A New Spin on Material Properties: Local Magnetic Structure in Functional and Quantum Materials

TL;DR

This paper emphasizes the significance of local magnetic structures in functional and quantum materials and introduces the magnetic pair distribution function (mPDF) technique as a powerful method for analyzing short-range magnetism from neutron scattering data.

Contribution

It presents the mPDF technique as an advanced tool for studying local magnetic structures, with examples demonstrating its application to various magnetic materials.

Findings

mPDF effectively reveals short-range magnetic correlations

Application to MnTe, frustrated magnets, and nanoparticles shows diverse magnetic behaviors

mPDF has rapidly developed and gained impact over the past decade

Abstract

The past few decades have made clear that the properties and performances of emerging functional and quantum materials can depend strongly on their local atomic and/or magnetic structure, particularly when details of the local structure deviate from the long-range structure averaged over space and time.
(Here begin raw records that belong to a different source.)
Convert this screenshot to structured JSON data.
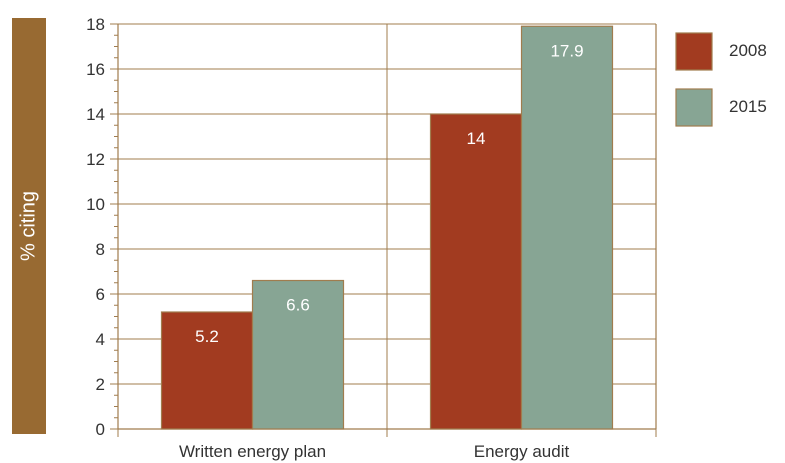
{
  "chart_data": {
    "type": "bar",
    "ylabel": "% citing",
    "xlabel": "",
    "categories": [
      "Written energy plan",
      "Energy audit"
    ],
    "series": [
      {
        "name": "2008",
        "values": [
          5.2,
          14
        ],
        "color": "#a23b20"
      },
      {
        "name": "2015",
        "values": [
          6.6,
          17.9
        ],
        "color": "#87a594"
      }
    ],
    "data_labels": [
      [
        "5.2",
        "14"
      ],
      [
        "6.6",
        "17.9"
      ]
    ],
    "ylim": [
      0,
      18
    ],
    "yticks": [
      0,
      2,
      4,
      6,
      8,
      10,
      12,
      14,
      16,
      18
    ],
    "grid": true,
    "legend_position": "right",
    "colors": {
      "axis": "#a07c4e",
      "band": "#986a32",
      "bar_border": "#a07c4e"
    }
  }
}
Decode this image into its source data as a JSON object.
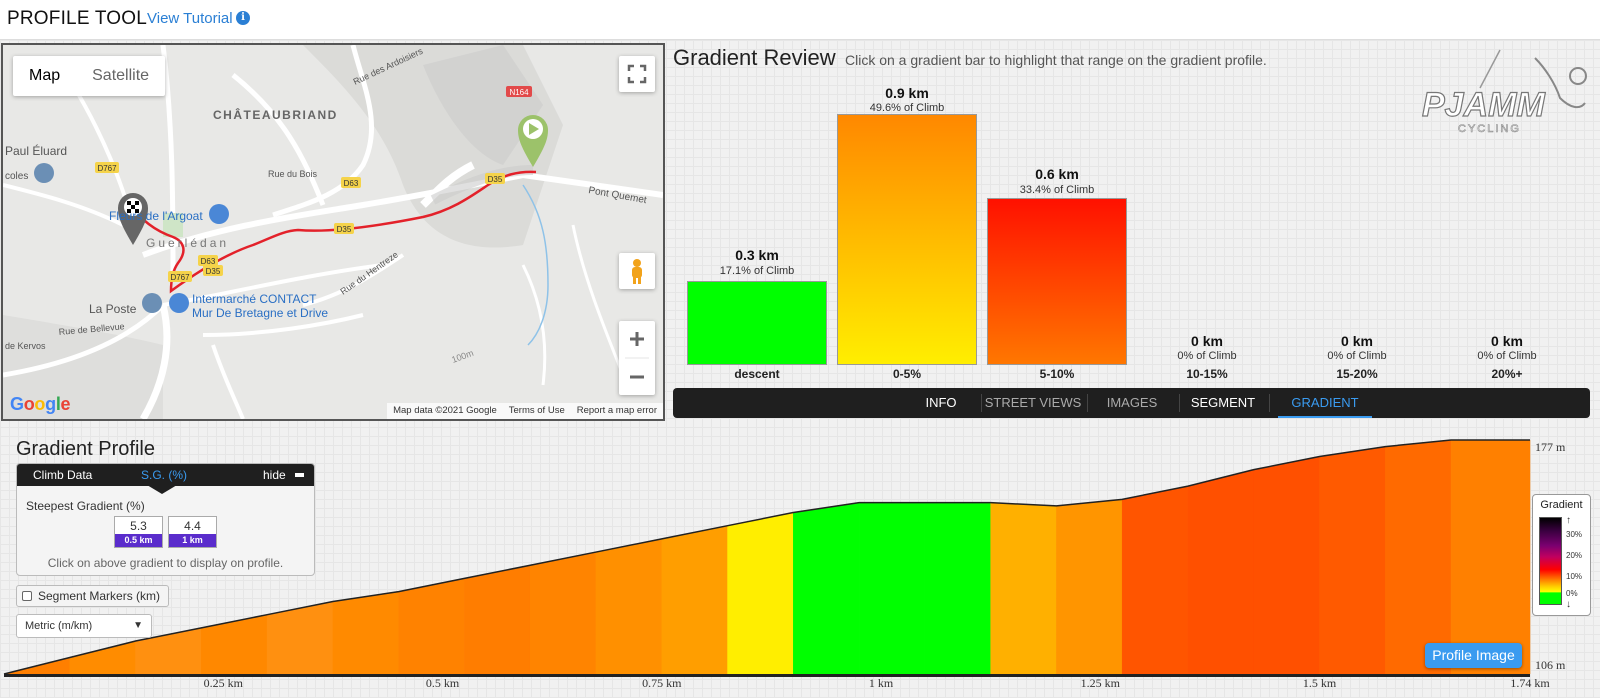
{
  "header": {
    "title": "PROFILE TOOL",
    "tutorial_link": "View Tutorial",
    "info_icon": "i"
  },
  "map": {
    "type_buttons": [
      "Map",
      "Satellite"
    ],
    "labels": {
      "town": "CHÂTEAUBRIAND",
      "poi1": "Fleurs de l'Argoat",
      "poi2": "Intermarché CONTACT",
      "poi2b": "Mur De Bretagne et Drive",
      "poi3": "La Poste",
      "place": "Guerlédan",
      "paul": "Paul Éluard",
      "ecoles": "coles",
      "pont": "Pont Quemet",
      "rue1": "Rue des Ardoisiers",
      "rue2": "Rue du Bois",
      "rue3": "Rue de Bellevue",
      "rue4": "de Kervos",
      "rue5": "Rue du Hentreze",
      "road1": "D767",
      "road2": "D63",
      "road3": "D35",
      "road4": "N164",
      "hundred": "100m"
    },
    "footer": [
      "Map data ©2021 Google",
      "Terms of Use",
      "Report a map error"
    ],
    "google": "Google",
    "icons": [
      "fullscreen-icon",
      "pegman-icon",
      "zoom-in-icon",
      "zoom-out-icon",
      "start-marker-icon",
      "finish-marker-icon"
    ]
  },
  "gradient_review": {
    "title": "Gradient Review",
    "hint": "Click on a gradient bar to highlight that range on the gradient profile.",
    "bars": [
      {
        "category": "descent",
        "km": "0.3 km",
        "pct": "17.1% of Climb",
        "value_km": 0.3,
        "color_top": "#00ff00",
        "color_bottom": "#00ff00"
      },
      {
        "category": "0-5%",
        "km": "0.9 km",
        "pct": "49.6% of Climb",
        "value_km": 0.9,
        "color_top": "#ff8800",
        "color_bottom": "#ffee00"
      },
      {
        "category": "5-10%",
        "km": "0.6 km",
        "pct": "33.4% of Climb",
        "value_km": 0.6,
        "color_top": "#ff1100",
        "color_bottom": "#ff7700"
      },
      {
        "category": "10-15%",
        "km": "0 km",
        "pct": "0% of Climb",
        "value_km": 0
      },
      {
        "category": "15-20%",
        "km": "0 km",
        "pct": "0% of Climb",
        "value_km": 0
      },
      {
        "category": "20%+",
        "km": "0 km",
        "pct": "0% of Climb",
        "value_km": 0
      }
    ]
  },
  "tabs": [
    {
      "label": "INFO",
      "state": "white"
    },
    {
      "label": "STREET VIEWS",
      "state": "dim"
    },
    {
      "label": "IMAGES",
      "state": "dim"
    },
    {
      "label": "SEGMENT",
      "state": "white"
    },
    {
      "label": "GRADIENT",
      "state": "active"
    }
  ],
  "profile": {
    "title": "Gradient Profile",
    "climb_panel": {
      "tab1": "Climb Data",
      "tab2": "S.G. (%)",
      "hide": "hide",
      "steepest_label": "Steepest Gradient (%)",
      "values": [
        {
          "value": "5.3",
          "dist": "0.5 km"
        },
        {
          "value": "4.4",
          "dist": "1 km"
        }
      ],
      "hint": "Click on above gradient to display on profile."
    },
    "segment_markers": "Segment Markers (km)",
    "segment_markers_checked": false,
    "units": "Metric (m/km)",
    "legend": {
      "title": "Gradient",
      "ticks": [
        "30%",
        "20%",
        "10%",
        "0%"
      ],
      "up_icon": "↑",
      "down_icon": "↓"
    },
    "profile_button": "Profile Image",
    "elevation_max": "177 m",
    "elevation_min": "106 m",
    "km_ticks": [
      "0.25 km",
      "0.5 km",
      "0.75 km",
      "1 km",
      "1.25 km",
      "1.5 km",
      "1.74 km"
    ]
  },
  "chart_data": {
    "type": "area",
    "x": [
      0,
      0.075,
      0.15,
      0.225,
      0.3,
      0.375,
      0.45,
      0.525,
      0.6,
      0.675,
      0.75,
      0.825,
      0.9,
      0.975,
      1.05,
      1.125,
      1.2,
      1.275,
      1.35,
      1.425,
      1.5,
      1.575,
      1.65,
      1.74
    ],
    "series": [
      {
        "values": [
          106,
          111,
          116,
          120,
          124,
          128,
          131,
          135,
          139,
          143,
          147,
          151,
          155,
          158,
          158,
          158,
          157,
          159,
          163,
          168,
          172,
          175,
          177,
          177
        ]
      }
    ],
    "segment_colors": [
      "#ff7f00",
      "#ff8c00",
      "#ff9010",
      "#ff8800",
      "#ff9010",
      "#ff8a00",
      "#ff8200",
      "#ff7d00",
      "#ff8400",
      "#ff9000",
      "#ff9e00",
      "#ffee00",
      "#00ff00",
      "#00ff00",
      "#00ff00",
      "#ffb000",
      "#ff9500",
      "#ff5500",
      "#ff5000",
      "#ff5000",
      "#ff5a00",
      "#ff6a00",
      "#ff8000"
    ],
    "ylim": [
      106,
      177
    ],
    "xlim": [
      0,
      1.74
    ],
    "tick_labels": [
      "0.25 km",
      "0.5 km",
      "0.75 km",
      "1 km",
      "1.25 km",
      "1.5 km",
      "1.74 km"
    ]
  }
}
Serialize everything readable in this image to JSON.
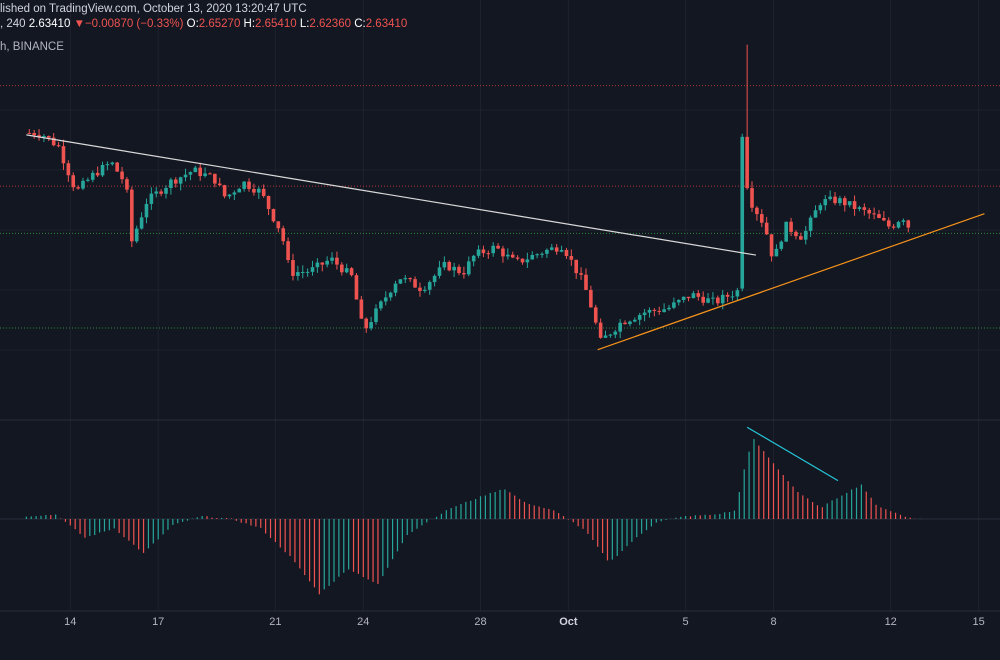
{
  "header": {
    "published": "lished on TradingView.com, October 13, 2020 13:20:47 UTC",
    "interval": ", 240",
    "last": "2.63410",
    "change_arrow": "▼",
    "change": "−0.00870 (−0.33%)",
    "o_label": "O:",
    "o_value": "2.65270",
    "h_label": "H:",
    "h_value": "2.65410",
    "l_label": "L:",
    "l_value": "2.62360",
    "c_label": "C:",
    "c_value": "2.63410",
    "exchange": "h, BINANCE"
  },
  "colors": {
    "background": "#131722",
    "up": "#26a69a",
    "down": "#ef5350",
    "resistance": "#b3363b",
    "support": "#2e8b3c",
    "downtrend": "#d9d9d9",
    "uptrend": "#f7931a",
    "divergence": "#26c6da",
    "grid": "#1e222d"
  },
  "chart_data": {
    "type": "candlestick",
    "x_ticks": [
      {
        "label": "14",
        "day": 14
      },
      {
        "label": "17",
        "day": 17
      },
      {
        "label": "21",
        "day": 21
      },
      {
        "label": "24",
        "day": 24
      },
      {
        "label": "28",
        "day": 28
      },
      {
        "label": "Oct",
        "day": 31
      },
      {
        "label": "5",
        "day": 35
      },
      {
        "label": "8",
        "day": 38
      },
      {
        "label": "12",
        "day": 42
      },
      {
        "label": "15",
        "day": 45
      }
    ],
    "price_range": [
      1.9,
      3.6
    ],
    "close_path": [
      [
        13.0,
        3.23
      ],
      [
        13.6,
        3.16
      ],
      [
        14.2,
        2.93
      ],
      [
        14.8,
        3.02
      ],
      [
        15.4,
        3.08
      ],
      [
        15.9,
        2.97
      ],
      [
        16.1,
        2.68
      ],
      [
        16.6,
        2.88
      ],
      [
        17.4,
        2.98
      ],
      [
        18.2,
        3.04
      ],
      [
        18.9,
        3.0
      ],
      [
        19.3,
        2.9
      ],
      [
        19.9,
        2.98
      ],
      [
        20.5,
        2.93
      ],
      [
        21.0,
        2.78
      ],
      [
        21.2,
        2.73
      ],
      [
        21.5,
        2.52
      ],
      [
        22.2,
        2.53
      ],
      [
        22.9,
        2.59
      ],
      [
        23.6,
        2.5
      ],
      [
        24.0,
        2.22
      ],
      [
        24.6,
        2.36
      ],
      [
        25.2,
        2.5
      ],
      [
        26.0,
        2.44
      ],
      [
        26.8,
        2.56
      ],
      [
        27.4,
        2.52
      ],
      [
        27.8,
        2.61
      ],
      [
        28.5,
        2.65
      ],
      [
        29.2,
        2.57
      ],
      [
        30.0,
        2.62
      ],
      [
        30.8,
        2.66
      ],
      [
        31.5,
        2.47
      ],
      [
        31.7,
        2.39
      ],
      [
        32.1,
        2.17
      ],
      [
        32.8,
        2.27
      ],
      [
        33.6,
        2.32
      ],
      [
        34.4,
        2.34
      ],
      [
        35.2,
        2.41
      ],
      [
        36.0,
        2.37
      ],
      [
        36.8,
        2.43
      ],
      [
        37.0,
        3.21
      ],
      [
        37.2,
        2.89
      ],
      [
        37.7,
        2.76
      ],
      [
        38.0,
        2.58
      ],
      [
        38.4,
        2.76
      ],
      [
        39.0,
        2.7
      ],
      [
        39.6,
        2.88
      ],
      [
        40.2,
        2.89
      ],
      [
        40.8,
        2.85
      ],
      [
        41.4,
        2.81
      ],
      [
        42.0,
        2.75
      ],
      [
        42.4,
        2.81
      ],
      [
        42.7,
        2.73
      ]
    ],
    "resistance_levels": [
      3.47,
      2.96
    ],
    "support_levels": [
      2.72,
      2.24
    ],
    "downtrend_line": [
      [
        12.5,
        3.22
      ],
      [
        37.4,
        2.61
      ]
    ],
    "uptrend_line": [
      [
        32.0,
        2.13
      ],
      [
        45.2,
        2.82
      ]
    ],
    "histogram_path": [
      [
        12.5,
        0.05
      ],
      [
        13.5,
        0.08
      ],
      [
        14.5,
        -0.3
      ],
      [
        15.5,
        -0.15
      ],
      [
        16.5,
        -0.55
      ],
      [
        17.5,
        -0.1
      ],
      [
        18.5,
        0.05
      ],
      [
        19.5,
        0.0
      ],
      [
        20.5,
        -0.15
      ],
      [
        21.5,
        -0.6
      ],
      [
        22.5,
        -1.2
      ],
      [
        23.5,
        -0.8
      ],
      [
        24.5,
        -1.05
      ],
      [
        25.5,
        -0.25
      ],
      [
        26.5,
        0.05
      ],
      [
        27.0,
        0.2
      ],
      [
        28.0,
        0.4
      ],
      [
        28.8,
        0.55
      ],
      [
        29.5,
        0.3
      ],
      [
        30.5,
        0.15
      ],
      [
        31.0,
        0.0
      ],
      [
        31.6,
        -0.2
      ],
      [
        32.4,
        -0.7
      ],
      [
        33.2,
        -0.35
      ],
      [
        34.0,
        -0.05
      ],
      [
        35.0,
        0.05
      ],
      [
        36.0,
        0.08
      ],
      [
        36.7,
        0.15
      ],
      [
        37.0,
        0.9
      ],
      [
        37.3,
        1.45
      ],
      [
        38.0,
        1.0
      ],
      [
        38.8,
        0.5
      ],
      [
        39.6,
        0.2
      ],
      [
        40.4,
        0.45
      ],
      [
        41.0,
        0.62
      ],
      [
        41.5,
        0.25
      ],
      [
        42.5,
        0.04
      ],
      [
        43.0,
        0.0
      ]
    ],
    "histogram_range": [
      -1.3,
      1.6
    ],
    "divergence_line": [
      [
        37.1,
        1.65
      ],
      [
        40.2,
        0.69
      ]
    ]
  }
}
Traditional methods of structural refinement (e.g. Rietveld) are typically sensitive only to the average structure, creating a need for more advanced structural probes suitable for extracting information about structural correlations on short length- and time-scales. In this Perspective, we describe the importance of local magnetic structure in several classes of emerging materials and present the magnetic pair distribution function (mPDF) technique as a powerful tool for studying short-range magnetism from neutron total-scattering data. We then provide a selection of examples of mPDF analysis applied to magnetic materials of recent technological and fundamental interest, including the antiferromagnetic semiconductor MnTe, geometrically frustrated magnets, and iron-oxide magnetic nanoparticles. The rapid development of mPDF analysis since its formalization a decade ago puts this technique in a strong position for making continued impact in the study of local magnetism in emerging materials.